In the early 1980's, cyberpunk was used as a label to describe a new form of science fiction written by a group of five writers, which challenged the traditional genres associated with science fiction (Shiner, 7). SF used highly imaginative ideas to project scientific phenomenas, resulting in dreamy, stylized stories of space colonies and flying space crafts. This new science fiction was different, because it incorporated present global, social and technological situations to help induce the future of the world. It generated new outcomes for the future's high technological, society and global environment that would help categorize it into a specific form of writing known as cyberpunk.

William Gibson, one of the five writers associated with the cyberpunk genre, is credited by critics and peers for typifying the cyberpunk writing form in his popular novel Neuromancer. Bruce Sterling, Rudy Rucker, John Shirley and Lewis Shiner, the other four writers who helped launch the movement, agree that Gibson's Neuromancer influenced the categorization of the new science fiction as cyberpunk. Therefore, Gibson's novel can be used as a reliable source for defining the cyberpunk genre.

With this in mind, we can analyze the high-technology used in Neuromancer and its importance to the cyberpunk form of writing. Gibson creates an advanced technological machine called Flatline's construct, which is a "hardwired ROM cassette replicating a dead man's skills, obsessions, knee jerk responses" (Gibson, 20). This futuristic device that brings back human personalities from the dead, can be viewed as a result of the present fascination with bringing dead people back to life. This fascination is evident in hospital emergency rooms and in game boards like the Ouija board. Both examples are similar the use of he Flatline's construct, in the sense that all three bring life back to the dead. This incorporation of high-technology with society's present interests in mind, is a frequent form recognizable in Neuromancer and in the cyberpunk fiction of Sterling, Rucker, Shirley and Lewis.

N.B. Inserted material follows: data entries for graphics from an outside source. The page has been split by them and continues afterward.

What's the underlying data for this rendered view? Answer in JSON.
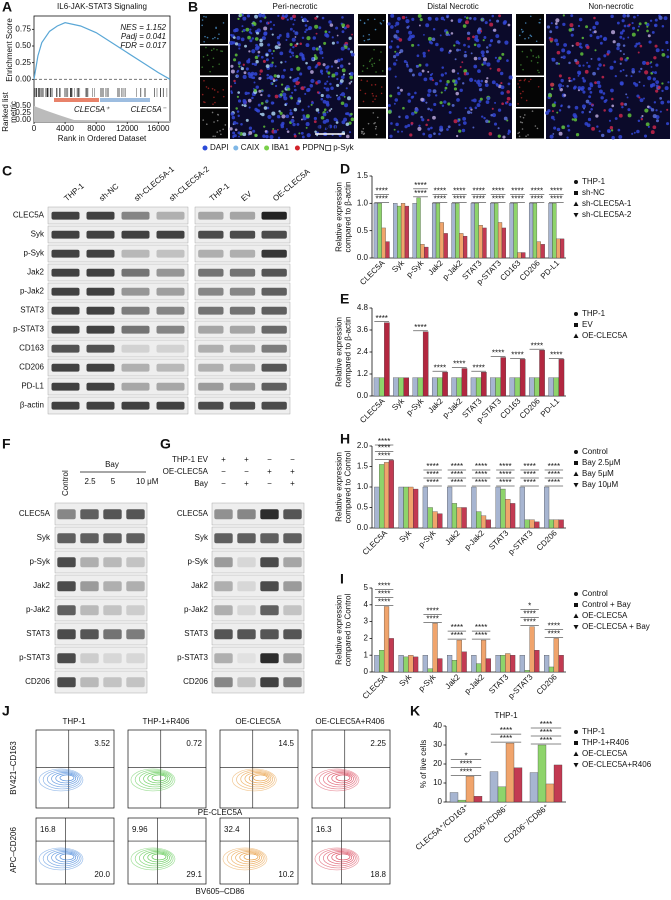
{
  "letters": [
    "A",
    "B",
    "C",
    "D",
    "E",
    "F",
    "G",
    "H",
    "I",
    "J",
    "K"
  ],
  "panels": {
    "B": {
      "headers": [
        "Peri-necrotic",
        "Distal Necrotic",
        "Non-necrotic"
      ],
      "scale": "100 μm",
      "legend": [
        "DAPI",
        "CAIX",
        "IBA1",
        "PDPN",
        "p-Syk"
      ]
    },
    "C": {
      "rows": [
        "CLEC5A",
        "Syk",
        "p-Syk",
        "Jak2",
        "p-Jak2",
        "STAT3",
        "p-STAT3",
        "CD163",
        "CD206",
        "PD-L1",
        "β-actin"
      ],
      "lanes_left": [
        "THP-1",
        "sh-NC",
        "sh-CLEC5A-1",
        "sh-CLEC5A-2"
      ],
      "lanes_right": [
        "THP-1",
        "EV",
        "OE-CLEC5A"
      ]
    },
    "F": {
      "rows": [
        "CLEC5A",
        "Syk",
        "p-Syk",
        "Jak2",
        "p-Jak2",
        "STAT3",
        "p-STAT3",
        "CD206"
      ],
      "control": "Control",
      "group": "Bay",
      "doses": [
        "2.5",
        "5",
        "10 μM"
      ]
    },
    "G": {
      "rows": [
        "CLEC5A",
        "Syk",
        "p-Syk",
        "Jak2",
        "p-Jak2",
        "STAT3",
        "p-STAT3",
        "CD206"
      ],
      "conditions": [
        {
          "label": "THP-1 EV",
          "signs": [
            "+",
            "+",
            "−",
            "−"
          ]
        },
        {
          "label": "OE-CLEC5A",
          "signs": [
            "−",
            "−",
            "+",
            "+"
          ]
        },
        {
          "label": "Bay",
          "signs": [
            "−",
            "+",
            "−",
            "+"
          ]
        }
      ]
    },
    "J": {
      "plots": [
        {
          "title": "THP-1",
          "q_top": "3.52",
          "q_ul": "16.8",
          "q_lr": "20.0"
        },
        {
          "title": "THP-1+R406",
          "q_top": "0.72",
          "q_ul": "9.96",
          "q_lr": "29.1"
        },
        {
          "title": "OE-CLEC5A",
          "q_top": "14.5",
          "q_ul": "32.4",
          "q_lr": "10.2"
        },
        {
          "title": "OE-CLEC5A+R406",
          "q_top": "2.25",
          "q_ul": "16.3",
          "q_lr": "18.8"
        }
      ],
      "top_y": "BV421–CD163",
      "top_x": "PE-CLEC5A",
      "bottom_y": "APC–CD206",
      "bottom_x": "BV605–CD86"
    }
  },
  "chart_data": [
    {
      "type": "line",
      "title": "IL6-JAK-STAT3 Signaling",
      "ylabel": "Enrichment Score",
      "xlabel": "Rank in Ordered Dataset",
      "x": [
        0,
        500,
        1000,
        2000,
        3000,
        4000,
        6000,
        8000,
        10000,
        12000,
        14000,
        16000,
        17500
      ],
      "values": [
        0,
        0.35,
        0.55,
        0.72,
        0.8,
        0.85,
        0.8,
        0.7,
        0.55,
        0.4,
        0.25,
        0.1,
        0
      ],
      "color": "#5aa7d6",
      "xlim": [
        0,
        17500
      ],
      "ylim": [
        -0.1,
        0.95
      ],
      "xticks": [
        0,
        4000,
        8000,
        12000,
        16000
      ],
      "yticks": [
        {
          "value": 0,
          "label": "0.00"
        },
        {
          "value": 0.25,
          "label": "0.25"
        },
        {
          "value": 0.5,
          "label": "0.50"
        },
        {
          "value": 0.75,
          "label": "0.75"
        }
      ],
      "annotations": [
        "NES = 1.152",
        "Padj = 0.041",
        "FDR = 0.017"
      ],
      "metric_label": [
        "Ranked list",
        "metric"
      ],
      "metric_ticks": [
        "0.50",
        "0.25",
        "0.00"
      ],
      "left_tag": "CLEC5A⁺",
      "right_tag": "CLEC5A⁻"
    },
    {
      "type": "bar",
      "ylabel": [
        "Relative expression",
        "compared to β-actin"
      ],
      "categories": [
        "CLEC5A",
        "Syk",
        "p-Syk",
        "Jak2",
        "p-Jak2",
        "STAT3",
        "p-STAT3",
        "CD163",
        "CD206",
        "PD-L1"
      ],
      "series": [
        {
          "name": "THP-1",
          "color": "#a7b5d1",
          "values": [
            1,
            1,
            1,
            1,
            1,
            1,
            1,
            1,
            1,
            1
          ]
        },
        {
          "name": "sh-NC",
          "color": "#8ed46b",
          "values": [
            1,
            0.95,
            1.1,
            1,
            1,
            1,
            1,
            1,
            1,
            1
          ]
        },
        {
          "name": "sh-CLEC5A-1",
          "color": "#f0a46c",
          "values": [
            0.55,
            1,
            0.25,
            0.65,
            0.45,
            0.6,
            0.65,
            0.1,
            0.3,
            0.35
          ]
        },
        {
          "name": "sh-CLEC5A-2",
          "color": "#c23a52",
          "values": [
            0.3,
            0.95,
            0.2,
            0.45,
            0.4,
            0.55,
            0.55,
            0.1,
            0.25,
            0.35
          ]
        }
      ],
      "ylim": [
        0,
        1.5
      ],
      "yticks": [
        {
          "value": 0,
          "label": "0.0"
        },
        {
          "value": 0.5,
          "label": "0.5"
        },
        {
          "value": 1,
          "label": "1.0"
        },
        {
          "value": 1.5,
          "label": "1.5"
        }
      ],
      "annotations": [
        [
          "****",
          "****"
        ],
        null,
        [
          "****",
          "****"
        ],
        [
          "****",
          "****"
        ],
        [
          "****",
          "****"
        ],
        [
          "****",
          "****"
        ],
        [
          "****",
          "****"
        ],
        [
          "****",
          "****"
        ],
        [
          "****",
          "****"
        ],
        [
          "****",
          "****"
        ]
      ]
    },
    {
      "type": "bar",
      "ylabel": [
        "Relative expression",
        "compared to β-actin"
      ],
      "categories": [
        "CLEC5A",
        "Syk",
        "p-Syk",
        "Jak2",
        "p-Jak2",
        "STAT3",
        "p-STAT3",
        "CD163",
        "CD206",
        "PD-L1"
      ],
      "series": [
        {
          "name": "THP-1",
          "color": "#a7b5d1",
          "values": [
            1,
            1,
            1,
            1,
            1,
            1,
            1,
            1,
            1,
            1
          ]
        },
        {
          "name": "EV",
          "color": "#8ed46b",
          "values": [
            1,
            1,
            1,
            1,
            1,
            1,
            1,
            1,
            1,
            1
          ]
        },
        {
          "name": "OE-CLEC5A",
          "color": "#b22740",
          "values": [
            4.0,
            1,
            3.5,
            1.3,
            1.5,
            1.3,
            2.1,
            2.0,
            2.5,
            2.0
          ]
        }
      ],
      "ylim": [
        0,
        4.8
      ],
      "yticks": [
        {
          "value": 0,
          "label": "0.0"
        },
        {
          "value": 1.2,
          "label": "1.2"
        },
        {
          "value": 2.4,
          "label": "2.4"
        },
        {
          "value": 3.6,
          "label": "3.6"
        },
        {
          "value": 4.8,
          "label": "4.8"
        }
      ],
      "annotations": [
        [
          "****"
        ],
        null,
        [
          "****"
        ],
        [
          "****"
        ],
        [
          "****"
        ],
        [
          "****"
        ],
        [
          "****"
        ],
        [
          "****"
        ],
        [
          "****"
        ],
        [
          "****"
        ]
      ]
    },
    {
      "type": "bar",
      "ylabel": [
        "Relative expression",
        "compared to Control"
      ],
      "categories": [
        "CLEC5A",
        "Syk",
        "p-Syk",
        "Jak2",
        "p-Jak2",
        "STAT3",
        "p-STAT3",
        "CD206"
      ],
      "series": [
        {
          "name": "Control",
          "color": "#a7b5d1",
          "values": [
            1,
            1,
            1,
            1,
            1,
            1,
            1,
            1
          ]
        },
        {
          "name": "Bay 2.5μM",
          "color": "#8ed46b",
          "values": [
            1.55,
            1,
            0.5,
            0.6,
            0.4,
            0.95,
            0.2,
            0.2
          ]
        },
        {
          "name": "Bay 5μM",
          "color": "#f0a46c",
          "values": [
            1.6,
            1,
            0.4,
            0.5,
            0.3,
            0.7,
            0.2,
            0.2
          ]
        },
        {
          "name": "Bay 10μM",
          "color": "#c23a52",
          "values": [
            1.65,
            0.95,
            0.35,
            0.5,
            0.2,
            0.6,
            0.15,
            0.2
          ]
        }
      ],
      "ylim": [
        0,
        2
      ],
      "yticks": [
        {
          "value": 0,
          "label": "0.0"
        },
        {
          "value": 0.5,
          "label": "0.5"
        },
        {
          "value": 1,
          "label": "1.0"
        },
        {
          "value": 1.5,
          "label": "1.5"
        },
        {
          "value": 2,
          "label": "2.0"
        }
      ],
      "annotations": [
        [
          "****",
          "****",
          "****"
        ],
        null,
        [
          "****",
          "****",
          "****"
        ],
        [
          "****",
          "****",
          "****"
        ],
        [
          "****",
          "****",
          "****"
        ],
        [
          "****",
          "****",
          "****"
        ],
        [
          "****",
          "****",
          "****"
        ],
        [
          "****",
          "****",
          "****"
        ]
      ]
    },
    {
      "type": "bar",
      "ylabel": [
        "Relative expression",
        "compared to Control"
      ],
      "categories": [
        "CLEC5A",
        "Syk",
        "p-Syk",
        "Jak2",
        "p-Jak2",
        "STAT3",
        "p-STAT3",
        "CD206"
      ],
      "series": [
        {
          "name": "Control",
          "color": "#a7b5d1",
          "values": [
            1,
            1,
            1,
            1,
            1,
            1,
            1,
            1
          ]
        },
        {
          "name": "Control + Bay",
          "color": "#8ed46b",
          "values": [
            1.3,
            0.9,
            0.2,
            0.7,
            0.5,
            1,
            0.1,
            0.3
          ]
        },
        {
          "name": "OE-CLEC5A",
          "color": "#f0a46c",
          "values": [
            3.9,
            1,
            2.9,
            1.9,
            1.9,
            1.1,
            2.7,
            2.0
          ]
        },
        {
          "name": "OE-CLEC5A + Bay",
          "color": "#c23a52",
          "values": [
            2.0,
            0.9,
            0.8,
            1.2,
            0.8,
            1,
            1.3,
            1.0
          ]
        }
      ],
      "ylim": [
        0,
        5
      ],
      "yticks": [
        0,
        1,
        2,
        3,
        4,
        5
      ],
      "annotations": [
        [
          "****",
          "****",
          "****"
        ],
        null,
        [
          "****",
          "****"
        ],
        [
          "****",
          "****"
        ],
        [
          "****",
          "****"
        ],
        null,
        [
          "*",
          "****",
          "****"
        ],
        [
          "****",
          "****"
        ]
      ]
    },
    {
      "type": "bar",
      "title": "THP-1",
      "ylabel": [
        "% of live cells"
      ],
      "categories": [
        "CLEC5A⁺/CD163⁺",
        "CD206⁺/CD86⁻",
        "CD206⁻/CD86⁺"
      ],
      "series": [
        {
          "name": "THP-1",
          "color": "#a7b5d1",
          "values": [
            5,
            16,
            15.5
          ]
        },
        {
          "name": "THP-1+R406",
          "color": "#8ed46b",
          "values": [
            1,
            8,
            30
          ]
        },
        {
          "name": "OE-CLEC5A",
          "color": "#f0a46c",
          "values": [
            13.5,
            31,
            9.5
          ]
        },
        {
          "name": "OE-CLEC5A+R406",
          "color": "#c23a52",
          "values": [
            3,
            18,
            19.5
          ]
        }
      ],
      "ylim": [
        0,
        40
      ],
      "yticks": [
        0,
        10,
        20,
        30,
        40
      ],
      "annotations": [
        [
          "*",
          "****",
          "****"
        ],
        [
          "****",
          "****"
        ],
        [
          "****",
          "****",
          "****"
        ]
      ]
    }
  ]
}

A common element of genuine cyberpunk writing found in Neuromancer, is Gibson's depiction of the futuristic society and the people who live in it. Once again, Gibson uses the present issues of government and nuclear tension to predict society's future. In Neuromancer, this results in a world ruined by nuclear war. However, the people living in the society continue to survive in the world for personal benefit, or just for the sake of living. Gibson shows an example of this with his characters in Neuromancer.